On that first trip in the early 80s it was pouring rain horizontally, I couldn’t see out the ferry window or any sight of the abbey. We took the path up the ruined nunnery to the abbey and there was nothing to see because we had our heads down and hoods up the whole time.

I was scunnered!

It’s a very special place. When you have Faith, and you step foot here, different things illuminate themselves. Iona has been central to our Christian journey for centuries. I’ve just gradually fallen in love with Iona.

In the early 90s I had been considering religious life and I had went to London and trained to be a nun for a couple of years. But I had a big wobble and wondered if I did have a calling to religious life.

In the last five years I discovered the House of Prayer. I started to feel that it might be a calling.

The story of the House of Prayer

The vision of the House of Prayer first came from Mary Burn-Murdoch. The Catholic Church hadn’t been able to provide a priest to say Mass in the Ross of Mull.

This presented Catholics in the southwest corner of Mull and Iona the potential of having to drive all the way up to Tobermory to attend Mass or indeed go over to Oban.

That pushed Mary Burn-Murdoch to have this vision of wanting to develop a Catholic presence on the island. She spent a lot of time gathering support.

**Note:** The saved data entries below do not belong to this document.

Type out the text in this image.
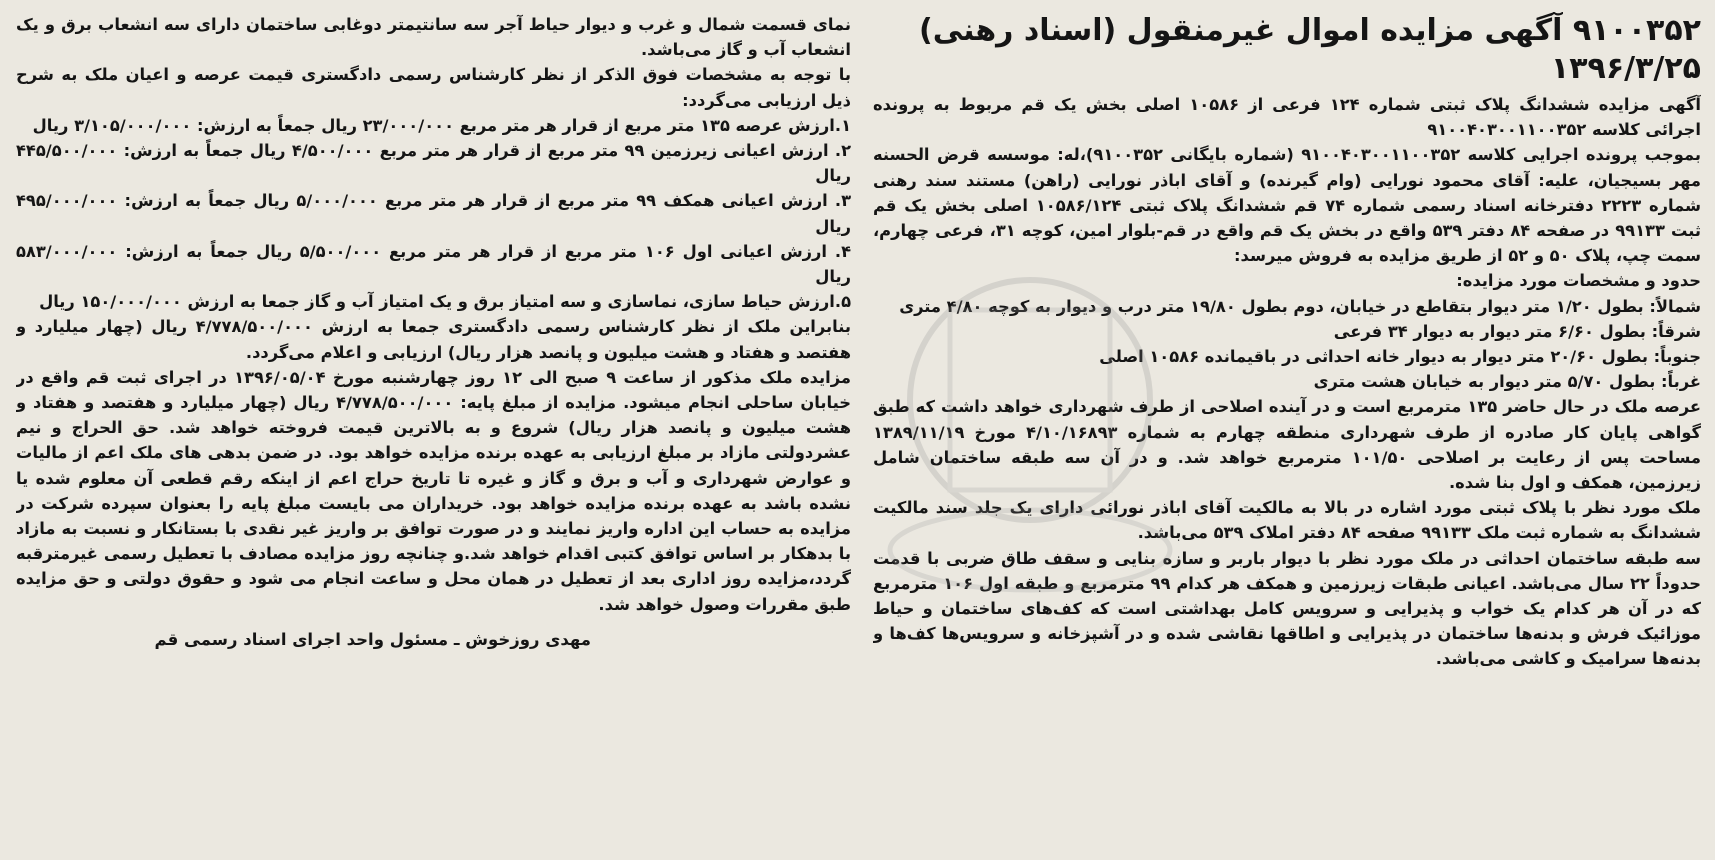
۹۱۰۰۳۵۲ آگهی مزایده اموال غیرمنقول (اسناد رهنی) ۱۳۹۶/۳/۲۵

آگهی مزایده ششدانگ پلاک ثبتی شماره ۱۲۴ فرعی از ۱۰۵۸۶ اصلی بخش یک قم مربوط به پرونده اجرائی کلاسه ۹۱۰۰۴۰۳۰۰۱۱۰۰۳۵۲

بموجب پرونده اجرایی کلاسه ۹۱۰۰۴۰۳۰۰۱۱۰۰۳۵۲ (شماره بایگانی ۹۱۰۰۳۵۲)،له: موسسه قرض الحسنه مهر بسیجیان، علیه: آقای محمود نورایی (وام گیرنده) و آقای اباذر نورایی (راهن) مستند سند رهنی شماره ۲۲۲۳ دفترخانه اسناد رسمی شماره ۷۴ قم ششدانگ پلاک ثبتی ۱۰۵۸۶/۱۲۴ اصلی بخش یک قم ثبت ۹۹۱۳۳ در صفحه ۸۴ دفتر ۵۳۹ واقع در بخش یک قم واقع در قم-بلوار امین، کوچه ۳۱، فرعی چهارم، سمت چپ، پلاک ۵۰ و ۵۲ از طریق مزایده به فروش میرسد:

حدود و مشخصات مورد مزایده:

شمالاً: بطول ۱/۲۰ متر دیوار بتقاطع در خیابان، دوم بطول ۱۹/۸۰ متر درب و دیوار به کوچه ۴/۸۰ متری

شرقاً: بطول ۶/۶۰ متر دیوار به دیوار ۳۴ فرعی

جنوباً: بطول ۲۰/۶۰ متر دیوار به دیوار خانه احداثی در باقیمانده ۱۰۵۸۶ اصلی

غرباً: بطول ۵/۷۰ متر دیوار به خیابان هشت متری

عرصه ملک در حال حاضر ۱۳۵ مترمربع است و در آینده اصلاحی از طرف شهرداری خواهد داشت که طبق گواهی پایان کار صادره از طرف شهرداری منطقه چهارم به شماره ۴/۱۰/۱۶۸۹۳ مورخ ۱۳۸۹/۱۱/۱۹ مساحت پس از رعایت بر اصلاحی ۱۰۱/۵۰ مترمربع خواهد شد. و در آن سه طبقه ساختمان شامل زیرزمین، همکف و اول بنا شده.

ملک مورد نظر با پلاک ثبتی مورد اشاره در بالا به مالکیت آقای اباذر نورائی دارای یک جلد سند مالکیت ششدانگ به شماره ثبت ملک ۹۹۱۳۳ صفحه ۸۴ دفتر املاک ۵۳۹ می‌باشد.

سه طبقه ساختمان احداثی در ملک مورد نظر با دیوار باربر و سازه بنایی و سقف طاق ضربی با قدمت حدوداً ۲۲ سال می‌باشد. اعیانی طبقات زیرزمین و همکف هر کدام ۹۹ مترمربع و طبقه اول ۱۰۶ مترمربع که در آن هر کدام یک خواب و پذیرایی و سرویس کامل بهداشتی است که کف‌های ساختمان و حیاط موزائیک فرش و بدنه‌ها ساختمان در پذیرایی و اطاقها نقاشی شده و در آشپزخانه و سرویس‌ها کف‌ها و بدنه‌ها سرامیک و کاشی می‌باشد.

نمای قسمت شمال و غرب و دیوار حیاط آجر سه سانتیمتر دوغابی ساختمان دارای سه انشعاب برق و یک انشعاب آب و گاز می‌باشد.

با توجه به مشخصات فوق الذکر از نظر کارشناس رسمی دادگستری قیمت عرصه و اعیان ملک به شرح ذیل ارزیابی می‌گردد:

۱.ارزش عرصه ۱۳۵ متر مربع از قرار هر متر مربع ۲۳/۰۰۰/۰۰۰ ریال جمعاً به ارزش: ۳/۱۰۵/۰۰۰/۰۰۰ ریال
۲. ارزش اعیانی زیرزمین ۹۹ متر مربع از قرار هر متر مربع ۴/۵۰۰/۰۰۰ ریال جمعاً به ارزش: ۴۴۵/۵۰۰/۰۰۰ ریال
۳. ارزش اعیانی همکف ۹۹ متر مربع از قرار هر متر مربع ۵/۰۰۰/۰۰۰ ریال جمعاً به ارزش: ۴۹۵/۰۰۰/۰۰۰ ریال
۴. ارزش اعیانی اول ۱۰۶ متر مربع از قرار هر متر مربع ۵/۵۰۰/۰۰۰ ریال جمعاً به ارزش: ۵۸۳/۰۰۰/۰۰۰ ریال
۵.ارزش حیاط سازی، نماسازی و سه امتیاز برق و یک امتیاز آب و گاز جمعا به ارزش ۱۵۰/۰۰۰/۰۰۰ ریال

بنابراین ملک از نظر کارشناس رسمی دادگستری جمعا به ارزش ۴/۷۷۸/۵۰۰/۰۰۰ ریال (چهار میلیارد و هفتصد و هفتاد و هشت میلیون و پانصد هزار ریال) ارزیابی و اعلام می‌گردد.

مزایده ملک مذکور از ساعت ۹ صبح الی ۱۲ روز چهارشنبه مورخ ۱۳۹۶/۰۵/۰۴ در اجرای ثبت قم واقع در خیابان ساحلی انجام میشود. مزایده از مبلغ پایه: ۴/۷۷۸/۵۰۰/۰۰۰ ریال (چهار میلیارد و هفتصد و هفتاد و هشت میلیون و پانصد هزار ریال) شروع و به بالاترین قیمت فروخته خواهد شد. حق الحراج و نیم عشردولتی مازاد بر مبلغ ارزیابی به عهده برنده مزایده خواهد بود. در ضمن بدهی های ملک اعم از مالیات و عوارض شهرداری و آب و برق و گاز و غیره تا تاریخ حراج اعم از اینکه رقم قطعی آن معلوم شده یا نشده باشد به عهده برنده مزایده خواهد بود. خریداران می بایست مبلغ پایه را بعنوان سپرده شرکت در مزایده به حساب این اداره واریز نمایند و در صورت توافق بر واریز غیر نقدی با بستانکار و نسبت به مازاد با بدهکار بر اساس توافق کتبی اقدام خواهد شد.و چنانچه روز مزایده مصادف با تعطیل رسمی غیرمترقبه گردد،مزایده روز اداری بعد از تعطیل در همان محل و ساعت انجام می شود و حقوق دولتی و حق مزایده طبق مقررات وصول خواهد شد.

مهدی روزخوش ـ مسئول واحد اجرای اسناد رسمی قم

The late-Princess Diana’s mother, Frances Shand Kydd, was very instrumental in using a lot of her contacts, particularly in the Church to help fundraise.

And then the biggest challenge was finding a suitable site on Iona for the house. And when they did eventually find a site, then obviously they had to identify all the builders and have a sense of what were they looking to develop.

It’s kind of like a little acorn or a little mustard seed: the house started off quite small. It was just a single storey building with just three or four rooms with the oratory.

We were very fortunate that the Catholic Church gave permission for the Blessed Sacrament to be reserved on site.

As Mary Burn-Murdoch said, that’s been a very special part of the house of prayer. I take that as a huge responsibility to be a guardian of that, I live in the house. And I feel it’s a duty to safeguard the Blessed Sacrament.

Obviously, it’s locked safely in a tabernacle, but it’s not lost on me that we’ve had 400 years where the Blessed Sacrament wasn’t present on Iona. And now it’s been here since 1997.

And that’s just spine tingling for me.

Remote Catholicism

Iona is such a remote place: we’re an island off an island off the British mainland. We offer free accommodation to ordained priests in lieu of their celebrating Mass every day of their stay.

In the wintertime, there can be months where we don’t have priests. It’s an opportunity to reflect on ways of supporting our priests. We want to be authentic in answering our call and playing our part in being in the Church.

We’re so remote and given the reduced number of priests, it would be impossible for a priest to be based here. Whereas we lay people can still answer that call.